The Underwood they used in "Populaire," was like many typewriters I'd seen in movies and television programs of the 1950s.  One such typewriter was the one in the movie "Godzilla."  Raymond Burr played an investigative reporter visiting a friend in Japan, where a prehistoric monster was resurrected by Atomic bombs (wasn't everything then?).  Anyway, Raymond Burr was at the front of this machine, which by the way, had tape over the "Underwood" label on the back cover (which for some reason gets lost alot on these machines).  And, I know this is a very old thread, but I have a question.  But before I ask it, I will observe that toward the end of this vignette, Raymond Burr was supposed to be typing, but from the sound the typewriter was making, he was only using the space bar.  And now the question:  In these movies,  how many of the "typists" are actually typing something?  Have you ever wondered when you hear the clacking of keys, whether or not (when you can't see what they're typing) they were typing something, and if so, what?  Some movies that do a closeup of what's being printed you can see, but when you can see the back of the typewriter, the typist, nothing else, and you hear typing, what is this dude (or dudette) putting on the page?

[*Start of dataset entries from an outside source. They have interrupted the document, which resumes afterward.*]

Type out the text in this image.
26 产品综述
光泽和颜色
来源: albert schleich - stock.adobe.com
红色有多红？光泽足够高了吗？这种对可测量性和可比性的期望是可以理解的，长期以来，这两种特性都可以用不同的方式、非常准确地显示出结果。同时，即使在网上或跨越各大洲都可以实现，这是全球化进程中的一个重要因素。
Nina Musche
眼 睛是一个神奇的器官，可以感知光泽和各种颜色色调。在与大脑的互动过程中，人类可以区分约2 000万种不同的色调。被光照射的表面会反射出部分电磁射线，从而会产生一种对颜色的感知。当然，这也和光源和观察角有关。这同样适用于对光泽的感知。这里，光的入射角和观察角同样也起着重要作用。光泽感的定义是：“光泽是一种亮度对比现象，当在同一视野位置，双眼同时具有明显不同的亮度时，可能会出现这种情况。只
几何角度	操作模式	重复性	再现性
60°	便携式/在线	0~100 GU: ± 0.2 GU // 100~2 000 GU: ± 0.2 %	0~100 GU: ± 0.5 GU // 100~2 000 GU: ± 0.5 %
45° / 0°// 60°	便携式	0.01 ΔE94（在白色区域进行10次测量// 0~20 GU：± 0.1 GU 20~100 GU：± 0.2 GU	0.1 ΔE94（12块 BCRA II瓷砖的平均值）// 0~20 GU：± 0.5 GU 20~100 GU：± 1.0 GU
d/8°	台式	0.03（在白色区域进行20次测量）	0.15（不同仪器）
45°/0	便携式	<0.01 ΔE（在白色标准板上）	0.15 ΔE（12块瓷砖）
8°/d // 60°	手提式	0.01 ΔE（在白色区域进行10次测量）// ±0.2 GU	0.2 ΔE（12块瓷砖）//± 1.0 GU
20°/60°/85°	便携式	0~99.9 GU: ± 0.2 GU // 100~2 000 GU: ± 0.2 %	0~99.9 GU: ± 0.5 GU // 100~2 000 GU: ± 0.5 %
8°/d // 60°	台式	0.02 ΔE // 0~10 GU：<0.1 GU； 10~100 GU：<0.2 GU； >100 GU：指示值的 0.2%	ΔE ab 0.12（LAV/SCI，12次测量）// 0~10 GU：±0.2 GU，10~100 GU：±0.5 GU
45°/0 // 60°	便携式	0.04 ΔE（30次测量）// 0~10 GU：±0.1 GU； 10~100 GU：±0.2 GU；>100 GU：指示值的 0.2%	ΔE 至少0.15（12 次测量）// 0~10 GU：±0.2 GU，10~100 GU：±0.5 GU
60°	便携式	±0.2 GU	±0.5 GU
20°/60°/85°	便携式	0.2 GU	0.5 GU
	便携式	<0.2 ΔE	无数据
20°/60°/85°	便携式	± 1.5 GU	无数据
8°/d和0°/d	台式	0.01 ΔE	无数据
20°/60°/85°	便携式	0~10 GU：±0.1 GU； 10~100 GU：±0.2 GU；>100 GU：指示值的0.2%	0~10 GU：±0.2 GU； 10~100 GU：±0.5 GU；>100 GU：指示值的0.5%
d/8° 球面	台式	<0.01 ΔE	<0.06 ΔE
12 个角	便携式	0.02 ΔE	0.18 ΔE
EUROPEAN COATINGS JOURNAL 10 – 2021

Underwood--Speeds the World's Bidness
 

21-5-2016 22:34:13  #36


Re: Typewriters in the Movies

They could've used foley sound for the typewriter. In my typewriter videos I try to actually type something legible when I'm seen typing on camera, but sometimes it ends up garbled, as I'm concentrating more on my dialog and camera work than typing.

~Joe

 

22-5-2016 03:32:32  #37


Re: Typewriters in the Movies

The actresses in Populaire had typing lessons - I have the DVD and there's an interview with the lead, and she talks a lot about how they had to undertake formal training as part of the preparation. But if you look in the competition scenes, her finger form is not good! So they ARE typing, but if there's a close-u of the page it will be one that was done separately, and the sound effects are obviously just that; no one was even possibly typing as fast as it sounds like, after two weeks of lessons! Even if they pretended they would just have jammed the keys.

 

22-5-2016 09:32:28  #38


Re: Typewriters in the Movies

TypewriterKing wrote:

... toward the end of this vignette, Raymond Burr was supposed to be typing, but from the sound the typewriter was making, he was only using the space bar...

If you take another look at the second typewriter-centric music video you may notice the typewriter sounds more like a cash register: the bell rings at the end of the carriage return. Kaching.


"Damn the torpedoes! Four bells, Captain Drayton".
 

22-5-2016 16:01:50  #39


Re: Typewriters in the Movies

Sorry to be thick, but I just went over this whole thread, and - what music video?

 

22-5-2016 18:03:11  #40


Re: Typewriters in the Movies

KatLondon wrote:

Sorry to be thick, but I just went over this whole thread, and - what music video?

To be absolutely pedantic about it I decided that a music video is not a movie and that my important finds must have their very own thread!  

The Typewriter in Music Videos 

It was a very short thread.


"Damn the torpedoes! Four bells, Captain Drayton".